Later in the day, we had a tour around Isafjördur, stopping at the Ósvör Maritime Museum. The museum is a replica of a fishing outpost from the late 1900s. Each year a group of 8 (7 fishermen and one woman who cooked and sewed) would leave their farms and come to this area to fish, mainly for cod. Our guide was dressed in the period waterproof gear, and he showed us a typical fishing boat and described life at the outpost. The small boat had a stripe painted about two thirds of the way up to the top. Once they had filled the boat with enough fish that the water line reached this stripe, they returned to shore, and processed the fish, which included salting and drying. As the end of the season, they took a long row toward Greenland to catch a large shark which they pulled beside the boat while they extracted the liver for its vast quantify of oil. We were able to walk through the small kitchen/residence, the salt shed, and drying shed.

After the museum, we stopped to hear a short vocal concert of Icelandic songs, and then visited an awesome waterfall with water so pure we could drink it.

July 13, Sunday

The next day, we docked in Reykjavik, disembarked, and were taken to a convention center/opera house to wait until time to get a ride to the airport for the direct flight home.

The Onboard Experience

Our ship, Viking Neptune, was gorgeous and immaculate in every way. The Scandinavian styling is lovely. Our stateroom had plenty of space, a nice veranda with two chairs and a table, a TV with lots of movies and access to replays of all the lectures delivered in the auditorium. Internet connection was usually good.

We adored the pianist, Lydia from Romania, who played multiple times each day, as did a cello and volin duo. Once each day, there would be “Munch moments” when the pianist or duo would play Norwegian music, while the large screen over the main staircase would display images of Munch paintings. Viking had acquired exclusive access to these digital images, and also produced a nice book about Munch that they gave us. There were three historians and a naturalist who gave lectures during the cruise. Topics include history of the vikings, role of Churchill in Norway’s history, role of a diplomat (one lecturer was a distinquished former diplomat from the UK). Most were fascintating and excellently delivered.

One of our favorite locations was the Explorer’s Lounge, which had two levels at the front of the ship. A guitarist/singer played there every afternoon. There was an indoor pool under a retractable roof (which was retracted one day of the trip), and an infinity pool and hot tub at the back of the ship. The Winter Garden, adjacent to the indoor pool and very sunny, hosted high tea with classical music every afternoon. Best scones ever!

The Nordic Spa was amazing. There was a thermal pool, hot tub, steam room, and snow grotto in the co-ed area. In the women’s dressing room there was a sauna and icy plunge pool. I had one amazing spa treatment, but enjoyed the rest of the spa on multiple days.

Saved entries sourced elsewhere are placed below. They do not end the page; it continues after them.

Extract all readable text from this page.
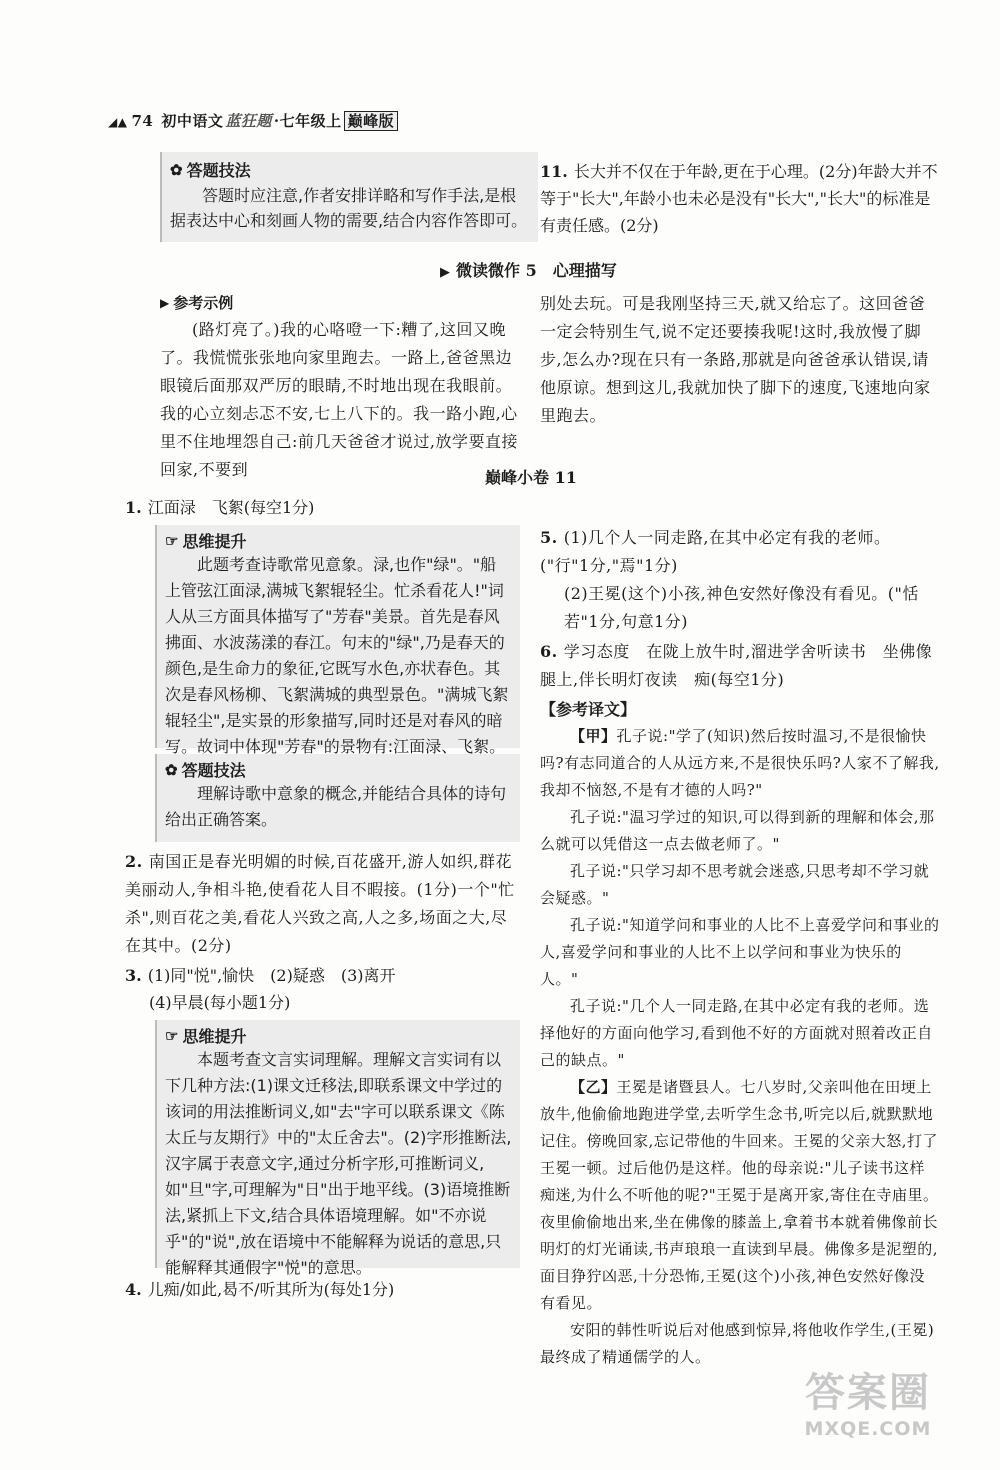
◢▲ 74 初中语文 蓝狂题 ·七年级上 巅峰版
✿ 答题技法

答题时应注意,作者安排详略和写作手法,是根据表达中心和刻画人物的需要,结合内容作答即可。

11. 长大并不仅在于年龄,更在于心理。(2分)年龄大并不等于"长大",年龄小也未必是没有"长大","长大"的标准是有责任感。(2分)

▶ 微读微作 5　心理描写
▶ 参考示例

(路灯亮了。)我的心咯噔一下:糟了,这回又晚了。我慌慌张张地向家里跑去。一路上,爸爸黑边眼镜后面那双严厉的眼睛,不时地出现在我眼前。我的心立刻忐忑不安,七上八下的。我一路小跑,心里不住地埋怨自己:前几天爸爸才说过,放学要直接回家,不要到

别处去玩。可是我刚坚持三天,就又给忘了。这回爸爸一定会特别生气,说不定还要揍我呢!这时,我放慢了脚步,怎么办?现在只有一条路,那就是向爸爸承认错误,请他原谅。想到这儿,我就加快了脚下的速度,飞速地向家里跑去。

巅峰小卷 11

1. 江面渌　飞絮(每空1分)

☞ 思维提升

此题考查诗歌常见意象。渌,也作"绿"。"船上管弦江面渌,满城飞絮辊轻尘。忙杀看花人!"词人从三方面具体描写了"芳春"美景。首先是春风拂面、水波荡漾的春江。句末的"绿",乃是春天的颜色,是生命力的象征,它既写水色,亦状春色。其次是春风杨柳、飞絮满城的典型景色。"满城飞絮辊轻尘",是实景的形象描写,同时还是对春风的暗写。故词中体现"芳春"的景物有:江面渌、飞絮。

✿ 答题技法

理解诗歌中意象的概念,并能结合具体的诗句给出正确答案。

2. 南国正是春光明媚的时候,百花盛开,游人如织,群花美丽动人,争相斗艳,使看花人目不暇接。(1分)一个"忙杀",则百花之美,看花人兴致之高,人之多,场面之大,尽在其中。(2分)

3. (1)同"悦",愉快　(2)疑惑　(3)离开

(4)早晨(每小题1分)

☞ 思维提升

本题考查文言实词理解。理解文言实词有以下几种方法:(1)课文迁移法,即联系课文中学过的该词的用法推断词义,如"去"字可以联系课文《陈太丘与友期行》中的"太丘舍去"。(2)字形推断法,汉字属于表意文字,通过分析字形,可推断词义,如"旦"字,可理解为"日"出于地平线。(3)语境推断法,紧抓上下文,结合具体语境理解。如"不亦说乎"的"说",放在语境中不能解释为说话的意思,只能解释其通假字"悦"的意思。

4. 儿痴/如此,曷不/听其所为(每处1分)

5. (1)几个人一同走路,在其中必定有我的老师。("行"1分,"焉"1分)

(2)王冕(这个)小孩,神色安然好像没有看见。("恬若"1分,句意1分)

6. 学习态度　在陇上放牛时,溜进学舍听读书　坐佛像腿上,伴长明灯夜读　痴(每空1分)

【参考译文】

【甲】孔子说:"学了(知识)然后按时温习,不是很愉快吗?有志同道合的人从远方来,不是很快乐吗?人家不了解我,我却不恼怒,不是有才德的人吗?"

孔子说:"温习学过的知识,可以得到新的理解和体会,那么就可以凭借这一点去做老师了。"

孔子说:"只学习却不思考就会迷惑,只思考却不学习就会疑惑。"

孔子说:"知道学问和事业的人比不上喜爱学问和事业的人,喜爱学问和事业的人比不上以学问和事业为快乐的人。"

孔子说:"几个人一同走路,在其中必定有我的老师。选择他好的方面向他学习,看到他不好的方面就对照着改正自己的缺点。"

【乙】王冕是诸暨县人。七八岁时,父亲叫他在田埂上放牛,他偷偷地跑进学堂,去听学生念书,听完以后,就默默地记住。傍晚回家,忘记带他的牛回来。王冕的父亲大怒,打了王冕一顿。过后他仍是这样。他的母亲说:"儿子读书这样痴迷,为什么不听他的呢?"王冕于是离开家,寄住在寺庙里。夜里偷偷地出来,坐在佛像的膝盖上,拿着书本就着佛像前长明灯的灯光诵读,书声琅琅一直读到早晨。佛像多是泥塑的,面目狰狞凶恶,十分恐怖,王冕(这个)小孩,神色安然好像没有看见。

安阳的韩性听说后对他感到惊异,将他收作学生,(王冕)最终成了精通儒学的人。

答案圈
MXQE.COM
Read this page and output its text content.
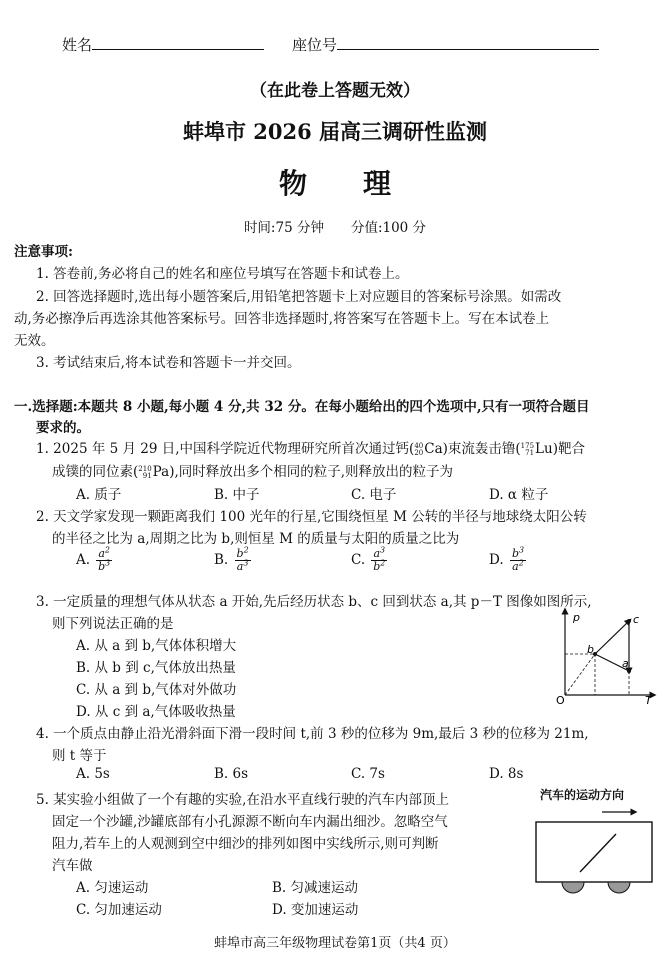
姓名	座位号
（在此卷上答题无效）
蚌埠市 2026 届高三调研性监测
物　　理
时间:75 分钟　　分值:100 分
注意事项:
1. 答卷前,务必将自己的姓名和座位号填写在答题卡和试卷上。
2. 回答选择题时,选出每小题答案后,用铅笔把答题卡上对应题目的答案标号涂黑。如需改
动,务必擦净后再选涂其他答案标号。回答非选择题时,将答案写在答题卡上。写在本试卷上
无效。
3. 考试结束后,将本试卷和答题卡一并交回。
一.选择题:本题共 8 小题,每小题 4 分,共 32 分。在每小题给出的四个选项中,只有一项符合题目
要求的。
1. 2025 年 5 月 29 日,中国科学院近代物理研究所首次通过钙( 40
20 Ca)束流轰击镥( 175
71 Lu)靶合
成镤的同位素( 210
91 Pa),同时释放出多个相同的粒子,则释放出的粒子为
A. 质子	B. 中子	C. 电子	D. α 粒子
2. 天文学家发现一颗距离我们 100 光年的行星,它围绕恒星 M 公转的半径与地球绕太阳公转
的半径之比为 a,周期之比为 b,则恒星 M 的质量与太阳的质量之比为
A. $\frac{a^2}{b^3}$	B. $\frac{b^2}{a^3}$	C. $\frac{a^3}{b^2}$	D. $\frac{b^3}{a^2}$
3. 一定质量的理想气体从状态 a 开始,先后经历状态 b、c 回到状态 a,其 p－T 图像如图所示,
则下列说法正确的是
A. 从 a 到 b,气体体积增大
B. 从 b 到 c,气体放出热量
C. 从 a 到 b,气体对外做功
D. 从 c 到 a,气体吸收热量
p
T
O
b
c
a
4. 一个质点由静止沿光滑斜面下滑一段时间 t,前 3 秒的位移为 9m,最后 3 秒的位移为 21m,
则 t 等于
A. 5s	B. 6s	C. 7s	D. 8s
5. 某实验小组做了一个有趣的实验,在沿水平直线行驶的汽车内部顶上
固定一个沙罐,沙罐底部有小孔源源不断向车内漏出细沙。忽略空气
阻力,若车上的人观测到空中细沙的排列如图中实线所示,则可判断
汽车做
A. 匀速运动	B. 匀减速运动
C. 匀加速运动	D. 变加速运动
汽车的运动方向
蚌埠市高三年级物理试卷第1页（共4 页）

Food was excellent everywhere – in the main restaurant, the informal World Cafe (buffet), Manfredi’s italian restaurant, the Chef’s Table, and the Explorer’s Lounge, which had Norwegian soups and specialties at certain times. No casino, very little shopping on board — just two jewelry stores and a Nordic shop. No high pressure anything! Staff were unbelievably wonderful everywhere, especially wait staff and the stateroom stewards. We aren’t cruise people, but this trip was perfect for cruising because so much of the trip was about the beautiful scenery, and the time on the ship was great.